Against the scholarly consensus (e.g. Cooper 2000), I shall argue that the anti-Demosthenic tradition was a minority tradition in the Hellenistic age. Far from ignoring Demosthenes, a flourishing rhetorical and political tradition in the Hellenistic poleis saw Demosthenes as a political and rhetorical model symbolizing the civic virtues of a free city. This tradition is less represented in the works transmitted, but allusions to rhetorical exercises and to Demosthenes’ influence in Polybius (e.g. 18.14) and elsewhere, and Polybius’ own rhetorical style (as shown by Wooten 1974; cf. e.g. Polyb. 9.32-9).

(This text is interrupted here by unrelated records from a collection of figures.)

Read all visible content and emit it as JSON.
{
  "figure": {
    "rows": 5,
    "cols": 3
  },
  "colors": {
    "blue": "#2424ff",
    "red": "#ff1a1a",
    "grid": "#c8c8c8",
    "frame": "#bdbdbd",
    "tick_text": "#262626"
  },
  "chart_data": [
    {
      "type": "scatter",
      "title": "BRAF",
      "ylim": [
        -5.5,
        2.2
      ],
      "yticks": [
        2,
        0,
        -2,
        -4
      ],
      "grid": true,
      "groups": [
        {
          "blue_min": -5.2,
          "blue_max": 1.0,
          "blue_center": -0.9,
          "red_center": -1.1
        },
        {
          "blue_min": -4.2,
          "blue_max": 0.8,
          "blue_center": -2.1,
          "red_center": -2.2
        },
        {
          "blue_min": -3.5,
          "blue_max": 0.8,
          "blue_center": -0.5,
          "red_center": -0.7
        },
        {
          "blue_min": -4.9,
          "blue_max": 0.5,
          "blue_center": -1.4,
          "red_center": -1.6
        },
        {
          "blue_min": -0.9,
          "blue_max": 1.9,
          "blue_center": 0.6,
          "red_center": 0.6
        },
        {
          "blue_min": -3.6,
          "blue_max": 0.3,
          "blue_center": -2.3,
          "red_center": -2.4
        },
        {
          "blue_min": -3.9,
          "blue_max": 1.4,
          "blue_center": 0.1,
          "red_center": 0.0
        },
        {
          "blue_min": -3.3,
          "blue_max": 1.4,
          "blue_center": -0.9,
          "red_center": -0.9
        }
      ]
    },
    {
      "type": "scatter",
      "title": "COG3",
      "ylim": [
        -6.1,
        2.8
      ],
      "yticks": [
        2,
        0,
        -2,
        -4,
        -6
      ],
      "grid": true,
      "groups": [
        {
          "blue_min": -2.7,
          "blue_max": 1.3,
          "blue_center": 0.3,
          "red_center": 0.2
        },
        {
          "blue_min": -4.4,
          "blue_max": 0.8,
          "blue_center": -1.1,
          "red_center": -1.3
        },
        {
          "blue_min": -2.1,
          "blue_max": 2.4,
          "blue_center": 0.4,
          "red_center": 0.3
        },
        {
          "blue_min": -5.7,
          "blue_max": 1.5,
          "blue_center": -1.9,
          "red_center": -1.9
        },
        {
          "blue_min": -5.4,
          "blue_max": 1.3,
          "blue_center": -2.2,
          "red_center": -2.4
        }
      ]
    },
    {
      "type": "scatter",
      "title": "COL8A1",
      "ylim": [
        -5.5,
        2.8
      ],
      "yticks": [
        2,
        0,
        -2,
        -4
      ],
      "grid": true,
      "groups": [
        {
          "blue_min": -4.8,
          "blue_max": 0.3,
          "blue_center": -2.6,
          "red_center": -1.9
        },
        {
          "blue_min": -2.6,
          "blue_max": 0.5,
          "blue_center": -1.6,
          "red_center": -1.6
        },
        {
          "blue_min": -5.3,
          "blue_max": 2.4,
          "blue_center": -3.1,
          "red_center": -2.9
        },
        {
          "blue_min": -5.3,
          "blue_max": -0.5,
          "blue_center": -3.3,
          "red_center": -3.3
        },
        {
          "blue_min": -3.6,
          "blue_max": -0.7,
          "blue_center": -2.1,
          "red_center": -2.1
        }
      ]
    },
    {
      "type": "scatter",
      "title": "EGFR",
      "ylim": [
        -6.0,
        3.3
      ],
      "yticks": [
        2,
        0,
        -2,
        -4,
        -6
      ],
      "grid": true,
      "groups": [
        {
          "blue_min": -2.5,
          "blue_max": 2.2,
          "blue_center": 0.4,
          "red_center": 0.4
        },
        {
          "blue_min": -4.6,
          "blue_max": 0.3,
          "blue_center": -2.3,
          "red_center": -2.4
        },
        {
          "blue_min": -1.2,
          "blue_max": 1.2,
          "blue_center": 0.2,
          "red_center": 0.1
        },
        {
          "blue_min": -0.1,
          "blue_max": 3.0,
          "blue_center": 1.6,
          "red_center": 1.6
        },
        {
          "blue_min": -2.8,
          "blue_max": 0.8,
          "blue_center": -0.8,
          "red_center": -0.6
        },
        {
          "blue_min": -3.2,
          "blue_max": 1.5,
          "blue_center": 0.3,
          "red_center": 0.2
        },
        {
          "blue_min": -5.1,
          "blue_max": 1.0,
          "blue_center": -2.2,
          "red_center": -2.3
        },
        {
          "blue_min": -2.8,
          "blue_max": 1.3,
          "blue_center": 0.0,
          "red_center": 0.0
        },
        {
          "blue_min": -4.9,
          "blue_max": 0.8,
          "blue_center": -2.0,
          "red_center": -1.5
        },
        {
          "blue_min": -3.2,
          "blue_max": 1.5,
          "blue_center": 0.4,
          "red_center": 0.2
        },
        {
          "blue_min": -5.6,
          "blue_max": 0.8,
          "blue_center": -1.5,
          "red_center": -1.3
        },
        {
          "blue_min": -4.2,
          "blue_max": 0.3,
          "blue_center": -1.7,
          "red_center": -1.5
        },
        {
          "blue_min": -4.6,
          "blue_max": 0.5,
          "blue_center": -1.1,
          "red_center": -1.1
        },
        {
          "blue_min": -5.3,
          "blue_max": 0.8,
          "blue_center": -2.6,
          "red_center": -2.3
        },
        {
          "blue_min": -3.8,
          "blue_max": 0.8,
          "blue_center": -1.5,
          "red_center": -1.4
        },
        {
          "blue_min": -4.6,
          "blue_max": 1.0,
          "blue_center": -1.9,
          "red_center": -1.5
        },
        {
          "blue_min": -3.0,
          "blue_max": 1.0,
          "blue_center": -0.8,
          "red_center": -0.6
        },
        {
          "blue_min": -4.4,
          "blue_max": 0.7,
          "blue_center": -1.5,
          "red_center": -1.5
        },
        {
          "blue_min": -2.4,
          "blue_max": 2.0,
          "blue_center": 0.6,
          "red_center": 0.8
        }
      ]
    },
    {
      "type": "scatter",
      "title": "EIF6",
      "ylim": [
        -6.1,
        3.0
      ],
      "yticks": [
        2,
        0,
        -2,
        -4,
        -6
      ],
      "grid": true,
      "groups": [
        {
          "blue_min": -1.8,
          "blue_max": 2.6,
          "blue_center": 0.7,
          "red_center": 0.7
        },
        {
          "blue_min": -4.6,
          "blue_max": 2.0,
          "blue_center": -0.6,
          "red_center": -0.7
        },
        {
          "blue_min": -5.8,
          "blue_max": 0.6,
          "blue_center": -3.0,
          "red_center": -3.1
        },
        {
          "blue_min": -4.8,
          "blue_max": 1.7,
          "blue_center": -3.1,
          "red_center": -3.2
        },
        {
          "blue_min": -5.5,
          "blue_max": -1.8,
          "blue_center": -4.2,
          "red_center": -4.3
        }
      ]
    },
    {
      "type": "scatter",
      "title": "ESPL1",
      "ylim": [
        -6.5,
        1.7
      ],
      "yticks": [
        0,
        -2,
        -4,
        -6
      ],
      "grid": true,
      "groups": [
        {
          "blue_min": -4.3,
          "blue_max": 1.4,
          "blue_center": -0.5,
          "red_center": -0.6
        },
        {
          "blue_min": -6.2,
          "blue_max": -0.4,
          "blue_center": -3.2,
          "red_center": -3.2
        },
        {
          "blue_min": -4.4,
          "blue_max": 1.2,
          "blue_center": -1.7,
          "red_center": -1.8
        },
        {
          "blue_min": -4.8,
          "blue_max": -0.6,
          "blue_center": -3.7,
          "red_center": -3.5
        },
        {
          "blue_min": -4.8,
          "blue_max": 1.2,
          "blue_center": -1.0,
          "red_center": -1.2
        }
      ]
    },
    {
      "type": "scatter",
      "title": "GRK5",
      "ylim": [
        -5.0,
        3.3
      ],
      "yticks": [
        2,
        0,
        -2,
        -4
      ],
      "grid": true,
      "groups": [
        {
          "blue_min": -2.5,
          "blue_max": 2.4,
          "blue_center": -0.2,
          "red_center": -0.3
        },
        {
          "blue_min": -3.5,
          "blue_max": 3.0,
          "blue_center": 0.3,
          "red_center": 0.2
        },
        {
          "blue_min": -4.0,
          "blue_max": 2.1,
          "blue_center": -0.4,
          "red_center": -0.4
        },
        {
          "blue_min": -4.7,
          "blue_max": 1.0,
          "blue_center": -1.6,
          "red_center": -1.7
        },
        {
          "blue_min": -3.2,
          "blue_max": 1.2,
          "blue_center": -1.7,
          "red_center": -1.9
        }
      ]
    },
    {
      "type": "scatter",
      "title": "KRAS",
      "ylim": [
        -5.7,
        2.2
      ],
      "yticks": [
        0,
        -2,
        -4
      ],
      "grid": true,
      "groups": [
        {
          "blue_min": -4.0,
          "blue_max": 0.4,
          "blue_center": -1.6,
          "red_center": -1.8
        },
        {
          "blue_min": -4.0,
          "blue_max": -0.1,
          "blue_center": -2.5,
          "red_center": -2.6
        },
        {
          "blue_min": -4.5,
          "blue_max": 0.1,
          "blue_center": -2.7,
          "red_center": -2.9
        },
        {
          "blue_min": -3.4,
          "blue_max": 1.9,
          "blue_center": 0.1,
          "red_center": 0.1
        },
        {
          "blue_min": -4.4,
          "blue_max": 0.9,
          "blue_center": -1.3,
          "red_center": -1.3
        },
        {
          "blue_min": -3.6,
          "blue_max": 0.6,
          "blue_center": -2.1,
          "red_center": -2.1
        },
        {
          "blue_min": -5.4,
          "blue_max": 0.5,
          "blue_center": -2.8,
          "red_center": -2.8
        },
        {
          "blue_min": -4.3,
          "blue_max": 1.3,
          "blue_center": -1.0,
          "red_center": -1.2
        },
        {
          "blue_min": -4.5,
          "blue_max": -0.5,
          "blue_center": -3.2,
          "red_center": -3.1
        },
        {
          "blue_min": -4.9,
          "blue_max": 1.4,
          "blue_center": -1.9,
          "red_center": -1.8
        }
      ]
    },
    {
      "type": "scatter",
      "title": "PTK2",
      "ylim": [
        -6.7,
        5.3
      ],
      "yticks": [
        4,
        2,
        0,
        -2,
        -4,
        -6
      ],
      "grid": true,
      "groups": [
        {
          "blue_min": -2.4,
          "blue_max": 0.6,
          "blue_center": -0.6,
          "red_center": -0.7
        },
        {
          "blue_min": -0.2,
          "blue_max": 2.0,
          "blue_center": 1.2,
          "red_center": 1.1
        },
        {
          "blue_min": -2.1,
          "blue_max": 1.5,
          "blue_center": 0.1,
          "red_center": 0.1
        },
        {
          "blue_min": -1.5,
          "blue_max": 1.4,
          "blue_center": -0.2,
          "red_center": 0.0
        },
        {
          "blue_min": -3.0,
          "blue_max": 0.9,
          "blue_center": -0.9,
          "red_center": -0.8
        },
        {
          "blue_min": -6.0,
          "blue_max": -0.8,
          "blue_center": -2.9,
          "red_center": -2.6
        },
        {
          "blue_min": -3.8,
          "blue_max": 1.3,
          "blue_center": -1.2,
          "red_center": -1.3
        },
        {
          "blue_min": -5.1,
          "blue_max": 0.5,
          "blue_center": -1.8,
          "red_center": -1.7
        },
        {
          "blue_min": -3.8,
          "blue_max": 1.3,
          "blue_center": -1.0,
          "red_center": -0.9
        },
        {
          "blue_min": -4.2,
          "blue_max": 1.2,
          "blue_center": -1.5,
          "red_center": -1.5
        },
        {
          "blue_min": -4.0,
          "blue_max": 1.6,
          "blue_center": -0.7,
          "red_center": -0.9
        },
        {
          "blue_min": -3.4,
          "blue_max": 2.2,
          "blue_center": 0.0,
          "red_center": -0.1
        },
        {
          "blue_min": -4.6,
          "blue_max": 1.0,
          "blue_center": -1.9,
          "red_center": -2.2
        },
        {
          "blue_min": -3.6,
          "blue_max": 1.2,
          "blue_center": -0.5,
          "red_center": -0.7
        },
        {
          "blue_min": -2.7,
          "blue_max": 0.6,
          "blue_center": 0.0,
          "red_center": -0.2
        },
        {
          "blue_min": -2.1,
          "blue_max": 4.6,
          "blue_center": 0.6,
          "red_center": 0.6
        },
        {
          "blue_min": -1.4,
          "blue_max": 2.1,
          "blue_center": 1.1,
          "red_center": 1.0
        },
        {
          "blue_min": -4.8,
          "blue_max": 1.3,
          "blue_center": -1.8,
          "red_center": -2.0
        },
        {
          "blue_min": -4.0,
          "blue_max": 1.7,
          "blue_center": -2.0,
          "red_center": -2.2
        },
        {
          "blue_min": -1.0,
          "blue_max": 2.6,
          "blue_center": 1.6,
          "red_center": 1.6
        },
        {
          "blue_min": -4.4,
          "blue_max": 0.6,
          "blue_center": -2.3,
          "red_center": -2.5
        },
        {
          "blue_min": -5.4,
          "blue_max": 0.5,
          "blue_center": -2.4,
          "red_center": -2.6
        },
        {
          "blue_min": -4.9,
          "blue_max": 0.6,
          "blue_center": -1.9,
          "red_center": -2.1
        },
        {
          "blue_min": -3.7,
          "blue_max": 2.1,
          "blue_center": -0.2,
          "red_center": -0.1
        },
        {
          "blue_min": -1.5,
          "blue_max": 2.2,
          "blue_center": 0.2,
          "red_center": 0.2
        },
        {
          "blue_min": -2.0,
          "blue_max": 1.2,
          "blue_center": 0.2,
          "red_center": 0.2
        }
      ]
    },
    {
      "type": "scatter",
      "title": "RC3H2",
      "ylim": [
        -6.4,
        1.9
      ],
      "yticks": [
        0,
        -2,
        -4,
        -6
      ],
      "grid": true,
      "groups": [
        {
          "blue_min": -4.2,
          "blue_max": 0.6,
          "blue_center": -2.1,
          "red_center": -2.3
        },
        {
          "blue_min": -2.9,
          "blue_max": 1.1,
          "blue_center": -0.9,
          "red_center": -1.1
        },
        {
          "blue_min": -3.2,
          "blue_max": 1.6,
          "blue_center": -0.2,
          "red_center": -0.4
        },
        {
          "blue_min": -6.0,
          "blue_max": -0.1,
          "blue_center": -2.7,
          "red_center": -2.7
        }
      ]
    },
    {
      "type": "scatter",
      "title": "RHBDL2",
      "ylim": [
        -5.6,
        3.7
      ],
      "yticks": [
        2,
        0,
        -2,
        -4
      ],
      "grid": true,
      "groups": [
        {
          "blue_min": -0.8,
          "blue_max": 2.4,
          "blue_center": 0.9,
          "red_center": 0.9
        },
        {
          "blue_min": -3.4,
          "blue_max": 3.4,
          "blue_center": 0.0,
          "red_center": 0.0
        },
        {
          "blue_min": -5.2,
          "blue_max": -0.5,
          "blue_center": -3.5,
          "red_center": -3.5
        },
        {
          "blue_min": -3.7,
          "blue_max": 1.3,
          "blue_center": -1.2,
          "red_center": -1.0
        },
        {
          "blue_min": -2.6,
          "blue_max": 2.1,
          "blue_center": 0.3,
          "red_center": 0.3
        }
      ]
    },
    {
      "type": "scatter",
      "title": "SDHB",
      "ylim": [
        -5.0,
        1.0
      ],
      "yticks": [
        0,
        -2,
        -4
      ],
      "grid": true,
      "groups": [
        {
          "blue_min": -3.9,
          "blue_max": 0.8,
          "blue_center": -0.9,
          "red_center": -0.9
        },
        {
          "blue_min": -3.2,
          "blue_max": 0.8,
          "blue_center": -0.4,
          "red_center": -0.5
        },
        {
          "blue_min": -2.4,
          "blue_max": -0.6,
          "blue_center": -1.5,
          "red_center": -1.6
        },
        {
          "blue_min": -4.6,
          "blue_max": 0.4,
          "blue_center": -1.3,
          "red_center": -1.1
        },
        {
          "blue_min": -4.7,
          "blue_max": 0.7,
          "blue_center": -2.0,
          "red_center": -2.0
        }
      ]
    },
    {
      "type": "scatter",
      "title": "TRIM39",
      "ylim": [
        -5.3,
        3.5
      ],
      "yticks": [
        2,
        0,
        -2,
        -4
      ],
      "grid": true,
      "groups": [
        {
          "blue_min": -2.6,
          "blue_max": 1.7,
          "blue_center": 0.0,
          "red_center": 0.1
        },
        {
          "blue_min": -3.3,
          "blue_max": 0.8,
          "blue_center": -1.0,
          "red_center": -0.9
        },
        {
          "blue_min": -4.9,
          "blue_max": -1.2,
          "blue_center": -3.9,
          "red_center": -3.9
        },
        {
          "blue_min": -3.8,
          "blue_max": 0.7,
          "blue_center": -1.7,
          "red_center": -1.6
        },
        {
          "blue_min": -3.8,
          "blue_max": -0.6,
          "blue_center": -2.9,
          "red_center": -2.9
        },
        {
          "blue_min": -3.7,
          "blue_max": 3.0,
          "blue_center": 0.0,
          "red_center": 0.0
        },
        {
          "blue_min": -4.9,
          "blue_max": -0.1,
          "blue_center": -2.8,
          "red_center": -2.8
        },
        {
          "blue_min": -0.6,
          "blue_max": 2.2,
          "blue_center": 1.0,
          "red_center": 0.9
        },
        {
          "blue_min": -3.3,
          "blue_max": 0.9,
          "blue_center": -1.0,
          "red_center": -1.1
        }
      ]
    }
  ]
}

The evidence of two Egyptian papyri (Pack3 2511 = P.Berl. 9781 and Pack3 2496 = P.Hibeh 1.15) from the third century BCE can help us flesh out this picture, and assess more closely the themes and the nature of Demosthenes’ fortune in the Hellenistic age (these and more fragmentary papyri all dated between the third and the first century BCE have been recently studied by Kremmydas 2013). These papyri attest that the practice, usually ascribed to the Second Sophistic, of composing fictitious speeches in the style of Demosthenes and the Attic orators, and setting them in a classical Athenian context (cf. Russell 1983: 3–9; Gibson 2004: 126–8), was already common as early as the 3rd century BCE. They have both been identified as school excercises, possibly however composed as model speeches by teachers rather than the work of some pupil, due to the remarkably high quality of their prose and contents. The first papyrus is supposed to be a speech by Leptines against Demosthenes (cf. Dem. 20) and the second a speech by Leosthenes encouraging the Athenians to fight after the death of Alexander.

These meletai appropriate very thoroughly Athenian democratic ideology, and reproduce convincingly a Demosthenic persona. They are witnesses of a deep engagement with the Athenian material: it is the ideas, the institutions and the political context that the authors of the meletai are interested in. Teachers and rhetoricians in the third and second centuries BCE are trying to reproduce a political paradigm of public life and political action which was, as soon as the third century, and as far as Hibeh and Hermoupolis, the main attraction of Demosthenes and the orators.